C’était le cas en 2019 avec le Grande Nigeria de l’armateur Grimaldi. « Ce qui a changé aussi, poursuit Amado Philip de Andrés, c’est que les réseaux de trafiquants sont devenus multinationaux. On continue à voir des Européens, principalement en provenance des pays destinataires de la cocaïne comme les Balkans, mais on voit aussi maintenant de plus en plus de Sud-Américains et des citoyens des pays de la région », expertise-t-il.

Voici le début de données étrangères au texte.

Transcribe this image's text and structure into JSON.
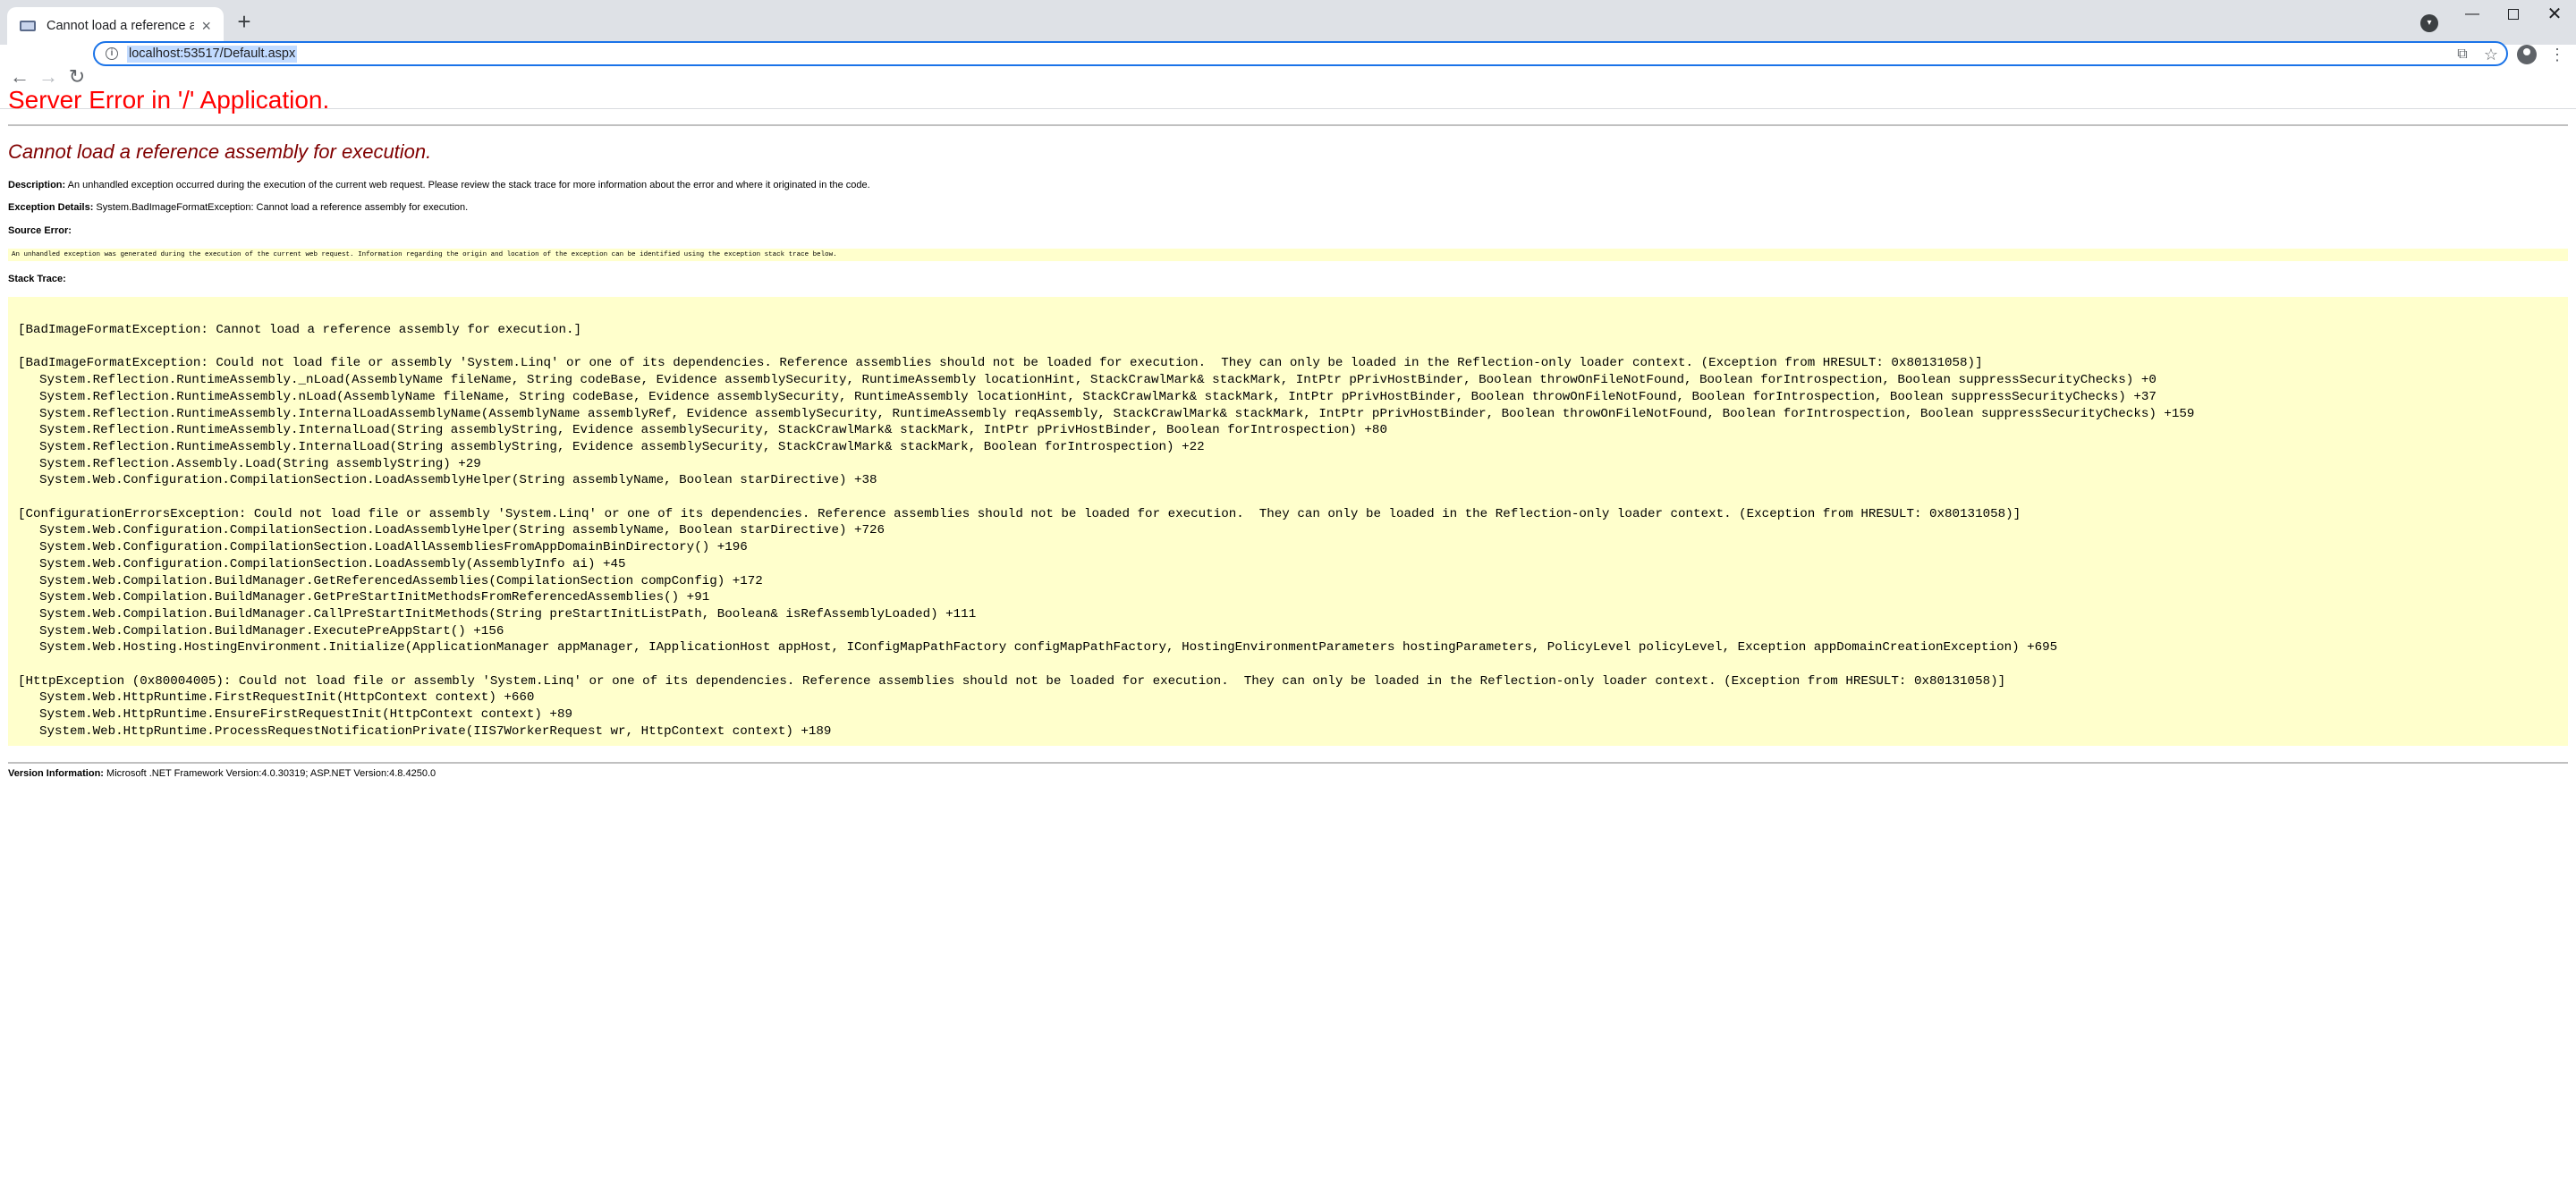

En face, des moyens logistiques conséquents ont été mobilisés pour répondre aux enjeux de l’heure. Dans son budget 2021, le ministère des Forces armées avait prévu l’acquisition d’un CASA-235 ainsi que des vedettes pour un coût de 5 milliards FCFA. C’est d’ailleurs avec l’appui de l’avion de patrouille maritime CASA-235 que la Marine a pu immobiliser le bateau « La Rosa » qui transportait 2 tonnes de cocaïne au large de Dakar. Une belle preuve de la nécessité d’équiper les forces de sécurité pour surveiller les eaux mais aussi pour intervenir à temps pour mettre hors d’état de nuire les malfaiteurs, quelles que soient leurs motivations. Il y va de la réputation du Sénégal.